THE EIGHT EPOCHS OF THE LIFE OF NAPOLEON.

This original series of hats presented in different significant positions is from the pencil of Steuben, one of the most fertile painters of the First Empire, and symbolizes the eight principal epochs in Napoleon’s career.
1. Vendémiaire.
2. Consulate.
3. Empire.
4. Austerlitz.
5. Wagram.
6. Moscow.
7. Waterloo.
8. St. Helena.

The defeat was complete; and when the emperor saw it, he threw himself into the battle in search of death. As eagerly as he had sought victory at Arcola, Marengo, Austerlitz, he sought death at Waterloo. “I ought to have died at Waterloo,” he said afterwards; “but the misfortune is that when a man seeks death most he cannot find it. Men were killed around me, before, behind—everywhere. But there was no bullet for me.”

He returned immediately to Paris. There was still force for resistance in France. There were many to urge him to return to the struggle, but such was the condition of public sentiment that he refused. The country was divided in its allegiance to him; the legislative body was frightened and quarrelling; Talleyrand and Fouché were plotting. Besides, the allies proclaimed to the nation that it was against Napoleon alone that they waged war. Under these circumstances Napoleon felt that loyalty to the best interest of France required his abdication; and he signed the act anew, proclaiming his son emperor under the title of Napoleon II.

Leaving Paris, the fallen emperor went to Malmaison, where Josephine had died only thirteen months before. A few friends joined him—Queen Hortense, the Duc de Rovigo, Bertrand, Las Cases, and Méneval. He remained there only a few days. The allies were approaching Paris, and the environs were in danger. Napoleon offered his services to the provisional government, which had taken his place, as leader in the campaign against the invader, promising to retire as soon as the enemy was repulsed, but he was refused. The government feared him, in fact, more than it did the allies, and urged him to leave France as quickly as possible. In his disaster he turned to America as a refuge, and gave his family rendezvous there.
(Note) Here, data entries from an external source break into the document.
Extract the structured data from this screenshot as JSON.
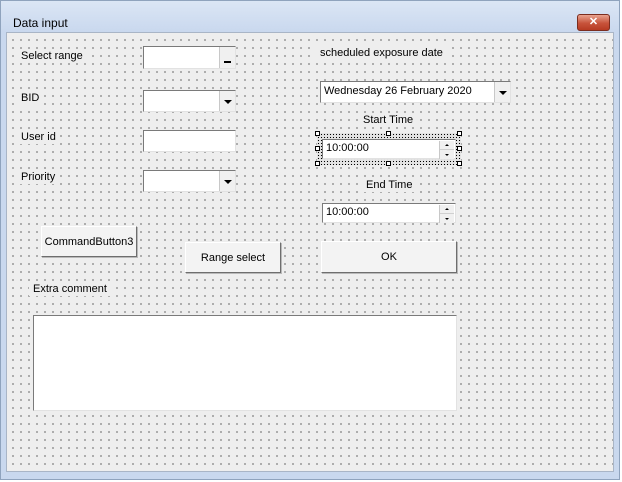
{
  "window": {
    "title": "Data input",
    "close_icon": "close-icon"
  },
  "labels": {
    "select_range": "Select range",
    "bid": "BID",
    "user_id": "User id",
    "priority": "Priority",
    "scheduled_exposure_date": "scheduled exposure date",
    "start_time": "Start Time",
    "end_time": "End Time",
    "extra_comment": "Extra comment"
  },
  "fields": {
    "select_range": "",
    "bid": "",
    "user_id": "",
    "priority": "",
    "exposure_date": "Wednesday 26  February  2020",
    "start_time": "10:00:00",
    "end_time": "10:00:00",
    "extra_comment": ""
  },
  "buttons": {
    "command_button3": "CommandButton3",
    "range_select": "Range select",
    "ok": "OK"
  },
  "colors": {
    "title_bar": "#c9d8ee",
    "close_button": "#c7533b",
    "form_background": "#eeeeee"
  }
}
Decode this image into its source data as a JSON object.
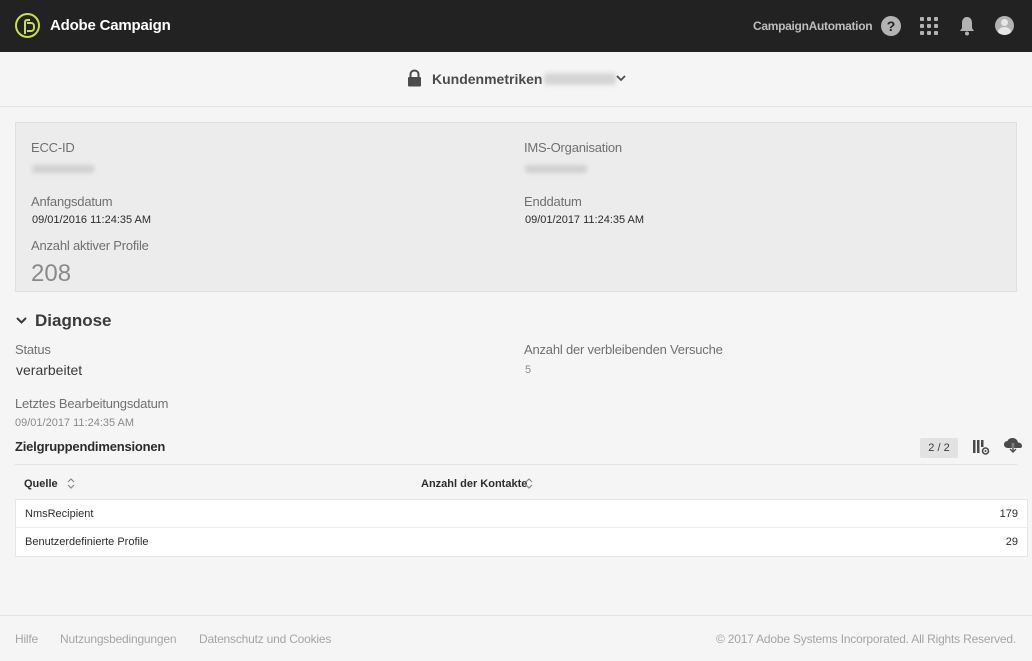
{
  "header": {
    "app_title": "Adobe Campaign",
    "org_name": "CampaignAutomation",
    "help_glyph": "?",
    "colors": {
      "bar": "#222222",
      "logo_accent": "#c8e14a"
    }
  },
  "titlebar": {
    "title": "Kundenmetriken"
  },
  "info": {
    "ecc_id_label": "ECC-ID",
    "ims_org_label": "IMS-Organisation",
    "start_date_label": "Anfangsdatum",
    "start_date_value": "09/01/2016 11:24:35 AM",
    "end_date_label": "Enddatum",
    "end_date_value": "09/01/2017 11:24:35 AM",
    "active_profiles_label": "Anzahl aktiver Profile",
    "active_profiles_value": "208"
  },
  "diagnose": {
    "title": "Diagnose",
    "status_label": "Status",
    "status_value": "verarbeitet",
    "retries_label": "Anzahl der verbleibenden Versuche",
    "retries_value": "5",
    "last_processed_label": "Letztes Bearbeitungsdatum",
    "last_processed_value": "09/01/2017 11:24:35 AM"
  },
  "dimensions": {
    "title": "Zielgruppendimensionen",
    "pager": "2 / 2",
    "columns": [
      "Quelle",
      "Anzahl der Kontakte"
    ],
    "rows": [
      {
        "source": "NmsRecipient",
        "count": "179"
      },
      {
        "source": "Benutzerdefinierte Profile",
        "count": "29"
      }
    ]
  },
  "footer": {
    "links": [
      "Hilfe",
      "Nutzungsbedingungen",
      "Datenschutz und Cookies"
    ],
    "copyright": "© 2017 Adobe Systems Incorporated. All Rights Reserved."
  }
}
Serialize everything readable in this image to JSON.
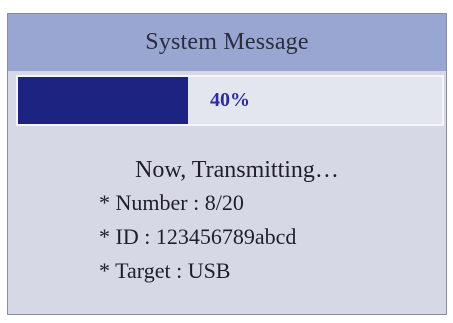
{
  "dialog": {
    "title": "System Message",
    "progress": {
      "percent": 40,
      "label": "40%"
    },
    "status": "Now, Transmitting…",
    "info": [
      "* Number : 8/20",
      "* ID : 123456789abcd",
      "* Target : USB"
    ]
  },
  "colors": {
    "title_bar": "#9aa6d2",
    "dialog_background": "#d6d8e6",
    "progress_fill": "#1d2380",
    "progress_label": "#2d2e9a"
  }
}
Various plans were suggested for getting to the United States. Among the offers of aid to carry out his desire which were made to Napoleon, Las Cases speaks of one coming from an American in Paris, who wrote:

“While you were at the head of a nation you could perform any miracle, you might conceive any hopes; but now you can do nothing more in Europe. Fly to the United States! I know the hearts of the leading men and the sentiments of the people of America. You will there find a second country and every source of consolation.”

Mr. S. V. S. Wilder, an American shipping merchant who lived in France during the time of Napoleon’s power, and who had been much impressed by the changes brought about in society and politics under his rule, offered to help him to escape. He proposed that the emperor disguise himself as a valet for whom he had a passport. On board the ship the emperor was to conceal himself in a hogshead until the danger-line was crossed. This hogshead was to have a false compartment in it. From the end in view, water was to drip incessantly. Mr. Wilder proposed to take Napoleon to his own home in Bolton, Massachusetts, when they arrived in America. It is said that the emperor seriously considered this scheme, but finally declined, because he would leave his friends behind him, and for them Mr. Wilder could not possibly provide. Napoleon explained one day to Las Cases at St. Helena what he intended to do if he had reached America. He would have collected all his relatives around him, and thus would have formed the nucleus of a national union, a second France. Such were the sums of money he had given them that he thought they might have realized at least forty millions of francs. Before the conclusion of a year, the events of Europe would have drawn to him a hundred millions of francs and sixty thousand individuals, most of them possessing wealth, talent, and information.

“America [he said] was, in all respects, our proper asylum: It is an immense continent, possessing the advantage of a peculiar system of freedom. If a man is troubled with melancholy, he may get into a coach and drive a thousand leagues, enjoying all the way the pleasures of a common traveller. In America you may be on a footing of equality with everyone; you may, if you please, mingle with the crowd without inconvenience, retaining your own manners, your own language, your own religion.”